Estavam preservadas

Terras indígenas da Amazônia registram desmatamento pela 1ª vez em 10 anos

Devastação pode estar relacionada à facilidade no acesso por meio da rodovia BR-319, que liga Porto Velho (RO) a Manaus (AM), segundo entidades que monitoram região

Área de desmatamento na Amazônia (Foto: Jose Caldas/Brazil Photos/LightRocket/Getty Images)

Quatro terras indígenas, localizadas no Amazonas e que vinham se mantendo intactas há uma década, entraram no mapa do desmatamento deste ano. Os dados foram registrados pelo sistema SAD, do Instituto do Homem e Meio Ambiente da Amazônia (Imazon) e divulgados pelo Observatório da BR-319, um conjunto de organizações não-governamentais que monitora unidades de conservação e terras indígenas no entorno da rodovia que liga Porto Velho (RO) a Manaus (AM).

A devastação na região, que é uma das mais bem preservadas da Amazônia, acontece em meio ao aumento das taxas de desmatamento na floresta neste ano, e, segundo as entidades, pode estar relacionada à melhora da trafegabilidade da rodovia, uma das promessas de campanha do presidente Jair Bolsonaro.

As quatro terras indígenas que foram alvo de desmatamento após 10 anos, segundo o levantamento, foram: TI Alto Sepatini (em Lábrea), Paumari do Cuniuá (Tapauá), Paumari do Lago Manissuã (Tapauá) e Setema (Borba e Novo Aripuanã). Nelas, vivem aproximadamente 400 indígenas de diferentes etnias, como o povo Apurinã e Paumari.

De acordo com os dados, o desmatamento nas quatro terras indígenas foi relativamente pequeno (9 hectares), mas, considerando a ausência de destruição da floresta nos 10 anos anteriores, o registro é visto com cautela.

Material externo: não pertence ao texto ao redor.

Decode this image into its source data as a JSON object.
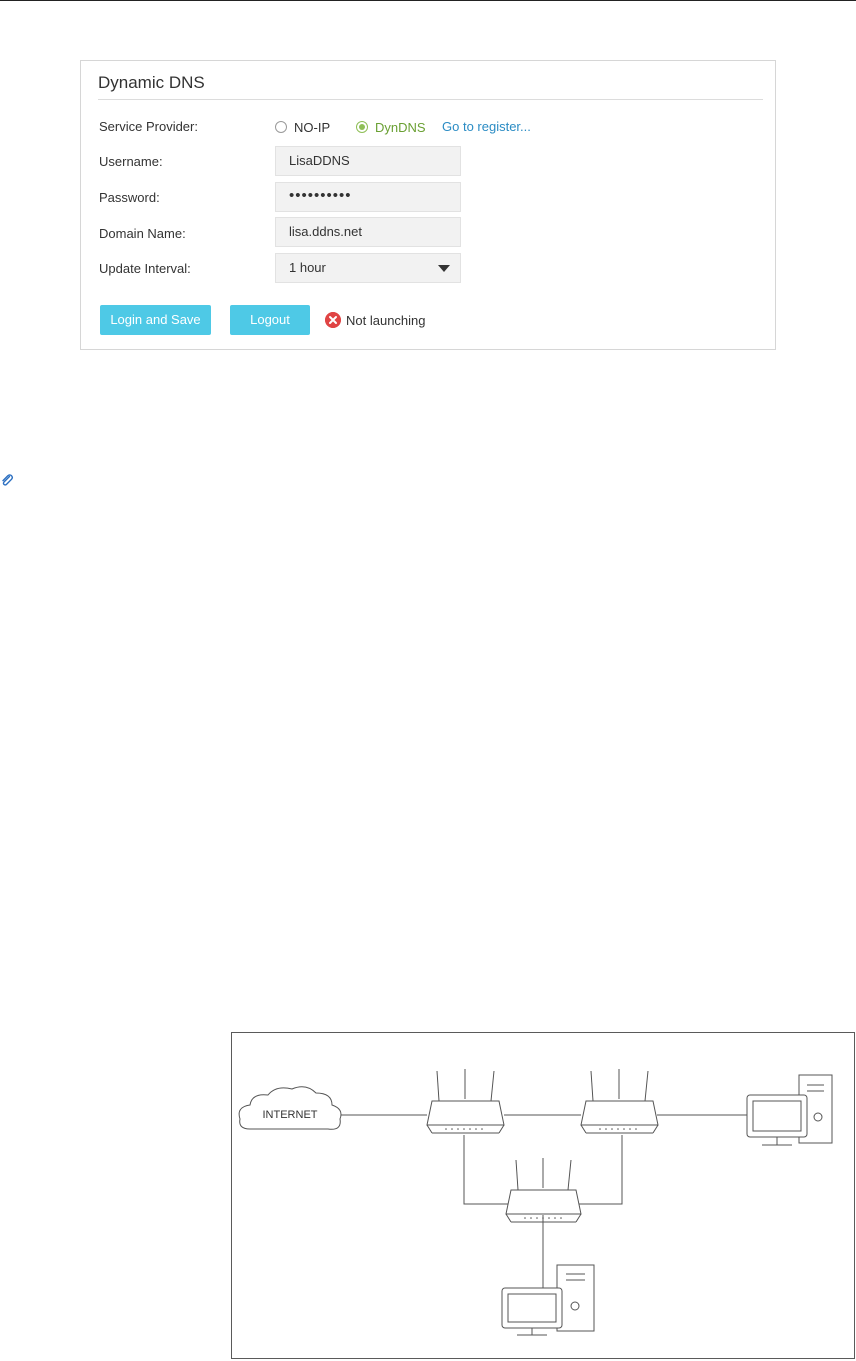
{
  "panel": {
    "title": "Dynamic DNS",
    "service_provider_label": "Service Provider:",
    "providers": [
      "NO-IP",
      "DynDNS"
    ],
    "selected_provider": "DynDNS",
    "register_link": "Go to register...",
    "username_label": "Username:",
    "username_value": "LisaDDNS",
    "password_label": "Password:",
    "password_value": "••••••••••",
    "domain_label": "Domain Name:",
    "domain_value": "lisa.ddns.net",
    "interval_label": "Update Interval:",
    "interval_value": "1 hour",
    "login_button": "Login and Save",
    "logout_button": "Logout",
    "status_text": "Not launching"
  },
  "diagram": {
    "cloud_label": "INTERNET"
  },
  "colors": {
    "accent_button": "#4ec9e6",
    "link": "#2b8cc4",
    "radio_selected": "#8fbf57",
    "status_error": "#e04444"
  },
  "icons": [
    "radio-unchecked-icon",
    "radio-checked-icon",
    "dropdown-arrow-icon",
    "error-circle-icon",
    "paperclip-icon",
    "router-icon",
    "desktop-computer-icon",
    "cloud-icon"
  ]
}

— Esse registro é inédito desde o início do monitoramento dessas áreas, em janeiro de 2010, então é correto dizer que essas terras estavam preservadas há pelo menos 10 anos e agora apareceram no mapa de desmatamento, devendo ser um foco de atenção nos monitoramentos dos próximos meses — disse a pesquisadora Paula Guarido, do Instituto de Conservação e Desenvolvimento Sustentável da Amazônia (Idesam), uma das entidades que faz parte do observatório.

O desmatamento em terras indígenas se transformou em padrão nos últimos anos e, em 2020, atingiu níveis que vêm preocupando entidades que atuam na defesa do meio ambiente. Segundo um relatório divulgado pela organização não-governamental Greenpeace em maio deste ano, o desmatamento em terras indígenas aumentou 64% nos primeiros quatro meses de 2020 em relação ao mesmo período do ano anterior.

No caso das quatro terras indígenas do Amazonas, a situação é particularmente sensível porque elas estão na região do entorno da BR-319, uma das obras consideradas prioritárias pelo governo federal. A rodovia, que foi construída no final dos anos 70, durante a Ditadura Militar, está abandonada há décadas. Porém, o presidente Jair Bolsonaro prometeu repavimentá-la.

Neste ano, o governo deu início a obras de recuperação de um dos trechos da rodovia e solicitou o licenciamento ambiental de outro. O processo aguarda liberação do Instituto Brasileiro do Meio Ambiente e Recursos Naturais Renováveis (Ibama).

Na avaliação do analista de políticas públicas da organização não-governamental WWF-Brasil, Bruno Taitson, o surgimento de desmatamento em áreas que, há uma década, estavam intactas, pode estar sendo causado pela melhoria da trafegabilidade da BR-319 nos últimos anos. Ele diz temer que esse processo se acelere se a rodovia for pavimentada novamente.

Recentemente, a rodovia teve uma melhora na trafegabilidade, mesmo na época de chuva. Essa melhora, sem acompanhamento de ações de comando e controle, de fiscalização, facilita a ação de grileiros e madeireiros ilegais. É isso que pode estar acontecendo lá neste momento. Não somos contra ou a favor da rodovia, mas há um temor de que casos como esse se intensifiquem caso ela seja pavimentada novamente sem uma ação firme do Estado. — disse Taitson.

Reportagem publicada pelo GLOBO em agosto mostrou que o estudo de impacto ambiental encomendado pelo governo para conseguir a licença para a obra diz que a reconstrução da rodovia pode aumentar a pressão por desmatamento e a grilagem de terras, o que pode afetar as comunidades indígenas que vivem nas proximidades.

O GLOBO enviou questionamentos ao Ministério do Meio Ambiente (MMA), Instituto Brasileiro de Meio Ambiente e Recursos Naturais Renováveis (Ibama) e Fundação Nacional do Índio (Funai), mas até o momento, nenhuma resposta foi enviada.